Lunch was almost exactly like every lunch I'd ever had there except for the pine nuts.  In situations of limitation the smallest treat can bring the greatest joy.  To me the pine nuts were appreciated as much as if I'd been taken out to lunch at Greens in San Francisco.  I chewed each nut separately and thought of Norman in the tree.

 

I went back to the hatto to prepare the altar for evening service, one of the responsibilities of the noon doshi.  A single stick of incense remained in the large white porcelain bowl that rested on the lacquered table in front of the rising altar that housed the Buddha statue.   It had burned out half way down.  The thin green offering stood at half mast in the center of the smooth grey plain of ashes.  I gazed into the bowl and lifted the stick out.  It left a tiny hole where it had been situated and I had the impression that I was a giant caddy lifting a pin from the cup on a putting green, or putting grey, on the moon.  I watched to see what sort of golfers would walk onto the moondust playing surface.

"This is the last one."

I quickly flew back to earth to find Norman standing next to me.  "What?  The last what?" I said wondering if he meant that was the eighteenth hole.

"Thank you and OK," he said leering at me.  I realized that he meant the matches on the altar.  There that fellow was on the side of the box, giving his thumbs up sign, beaming and bringing a modern international touch to the hatto day after day.

"The last one?  How could we use that many matches?"  I puzzled.

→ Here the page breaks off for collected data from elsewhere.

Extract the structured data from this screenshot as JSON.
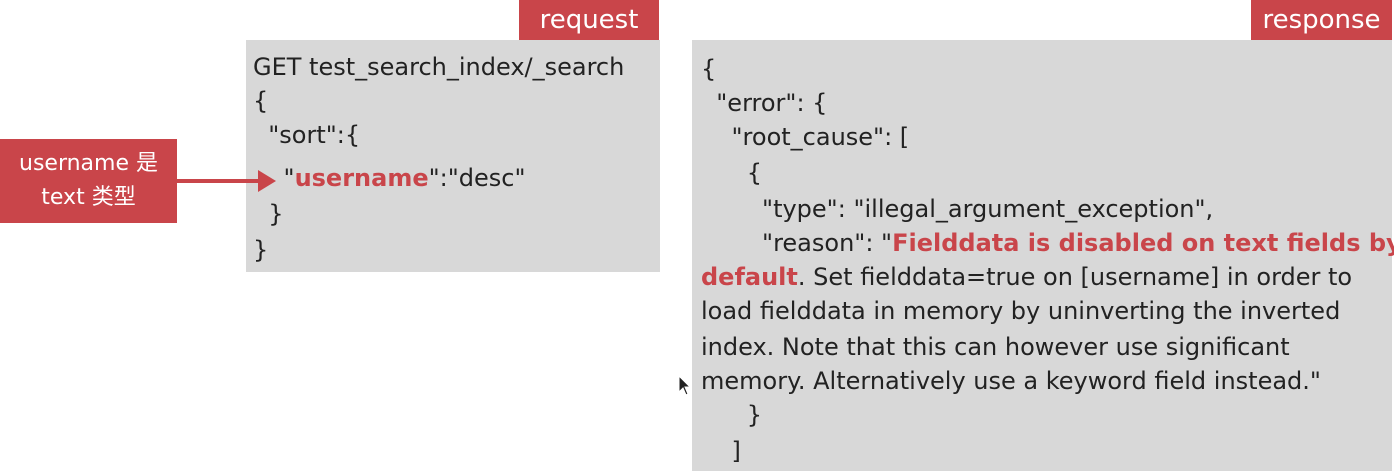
{
  "request": {
    "tag": "request",
    "lines": {
      "l0": "GET test_search_index/_search",
      "l1": "{",
      "l2": "  \"sort\":{",
      "l3_pre": "    \"",
      "l3_field": "username",
      "l3_post": "\":\"desc\"",
      "l4": "  }",
      "l5": "}"
    }
  },
  "response": {
    "tag": "response",
    "lines": {
      "l0": "{",
      "l1": "  \"error\": {",
      "l2": "    \"root_cause\": [",
      "l3": "      {",
      "l4": "        \"type\": \"illegal_argument_exception\",",
      "l5_pre": "        \"reason\": \"",
      "l5_hl": "Fielddata is disabled on text fields by",
      "l6_hl": "default",
      "l6_post": ". Set fielddata=true on [username] in order to",
      "l7": "load fielddata in memory by uninverting the inverted",
      "l8": "index. Note that this can however use significant",
      "l9": "memory. Alternatively use a keyword field instead.\"",
      "l10": "      }",
      "l11": "    ]"
    }
  },
  "annotation": {
    "line1": "username 是",
    "line2": "text 类型"
  },
  "colors": {
    "accent": "#c9454a",
    "panel": "#d8d8d8"
  }
}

"I helped the process along a bit," he said.  "Practical pyromania is something I learned from the Weathermen in the basement."

"Norman, I've become fond of these matches.  To me they symbolize the core of our practice.  Think of it.  'Thank you,' is gratitude, the gateway to religious joy and 'OK,' which comes from 'all correct,' represents the perfection of wisdom.  This is our mantra - thank you and OK," I said reverently.

"You are infected with brain weevils," he responded.